Re: commit 7ffb791423c7 breaks steam game

From: Bert Karwatzki
Date: Wed Mar 26 2025 - 06:11:07 EST


Am Mittwoch, dem 26.03.2025 um 12:50 +1100 schrieb Balbir Singh:
> On 3/26/25 10:43, Balbir Singh wrote:
> > On 3/26/25 10:21, Bert Karwatzki wrote:
> > > Am Mittwoch, dem 26.03.2025 um 09:45 +1100 schrieb Balbir Singh:
> > > >
> > > >
> > > > The second region seems to be additional, I suspect that is HMM mapping from kgd2kfd_init_zone_device()
> > > >
> > > > Balbir Singh
> > > >
> > > Good guess!

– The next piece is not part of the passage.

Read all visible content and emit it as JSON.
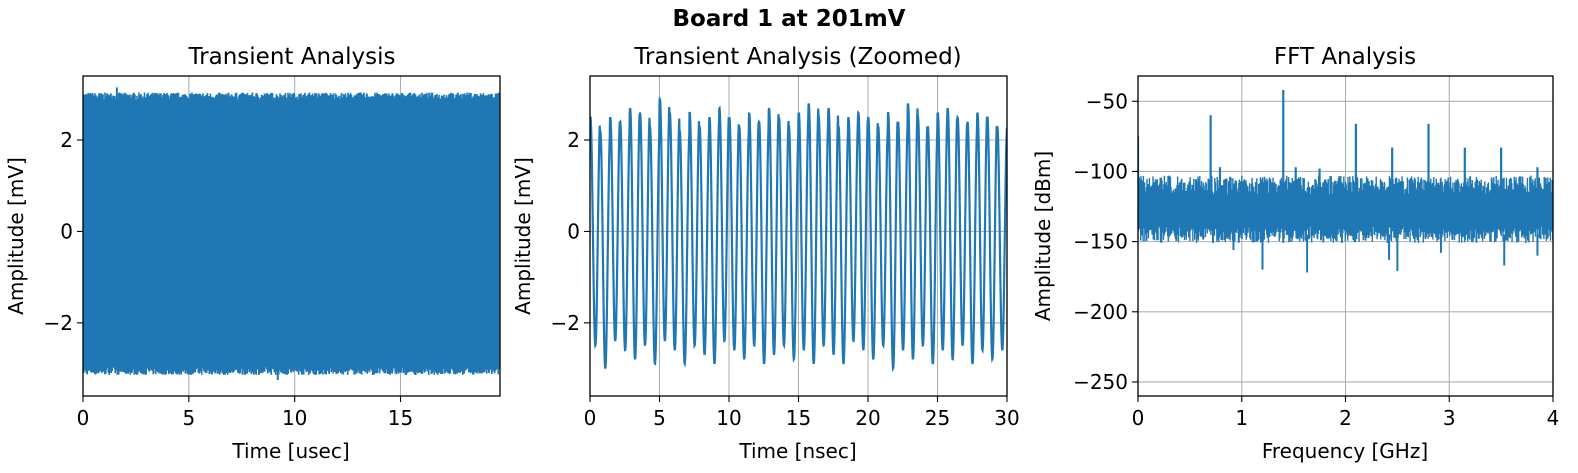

I inserted a printk into kgd2kfd_init_zone_device():
> > >
> > > diff --git a/drivers/gpu/drm/amd/amdkfd/kfd_migrate.c
> > > b/drivers/gpu/drm/amd/amdkfd/kfd_migrate.c
> > > index d05d199b5e44..201220e2ac42 100644
> > > --- a/drivers/gpu/drm/amd/amdkfd/kfd_migrate.c
> > > +++ b/drivers/gpu/drm/amd/amdkfd/kfd_migrate.c
> > > @@ -1049,6 +1049,8 @@ int kgd2kfd_init_zone_device(struct amdgpu_device *adev)
> > > pgmap->range.end = res->end;
> > > pgmap->type = MEMORY_DEVICE_PRIVATE;
> > > }
> > > + dev_info(adev->dev, "%s: range.start = 0x%llx ranges.end = 0x%llx\n",
> > > + __func__, pgmap->range.start, pgmap->range.end);
> > >
> > > pgmap->nr_range = 1;
> > > pgmap->ops = &svm_migrate_pgmap_ops;
> > >
> > >
> > > and get this in the case without nokaslr:
> > >
> > > [ T367] amdgpu 0000:03:00.0: kfd_migrate: kgd2kfd_init_zone_device:
> > > range.start = 0xafe00000000 ranges.end = 0xaffffffffff
> > >
> > > and this in the case with nokaslr:
> > >
> > > [ T365] amdgpu 0000:03:00.0: kfd_migrate: kgd2kfd_init_zone_device:
> > > range.start = 0x3ffe00000000 ranges.end = 0x3fffffffffff
> > >
> >
> > So we should ignore the second region then for the purposes of this issue.
> >
> > I think this now boils down to
> >
> > Why is the dma_get_required_mask set to all of addressable memory (46 bits)
> > when we have nokaslr
> >
>
> I think I know the root cause of the required_mask going up and hence the
> use of DMA32
>
> 1. HMM calls add_pages()
> 2. add_pages calls update_end_of_memory_vars()
> 3. This updates max_pfn and that causes required_mask to go up to 46 bits
>
> Do you have CONFIG_HSA_AMD_SVM enabled? Does turning it off, fix the issue?
>
> The actual issue is the update of max_pfn.
>
> Balbir Singh
>

Yes, turning off CONFIG_HSA_AMD_SVM fixes the issue, the strange memory
resource 
afe00000000-affffffffff : 0000:03:00.0
is gone.

If one would add a max_pyhs_addr argument to devm_request_free_mem_region()
(which return the resource addr in kgd2kfd_init_zone_device()) one could keep
the memory below the 44bit limit with CONFIG_HSA_AMD_SVM enabled.

Bert Karwatzki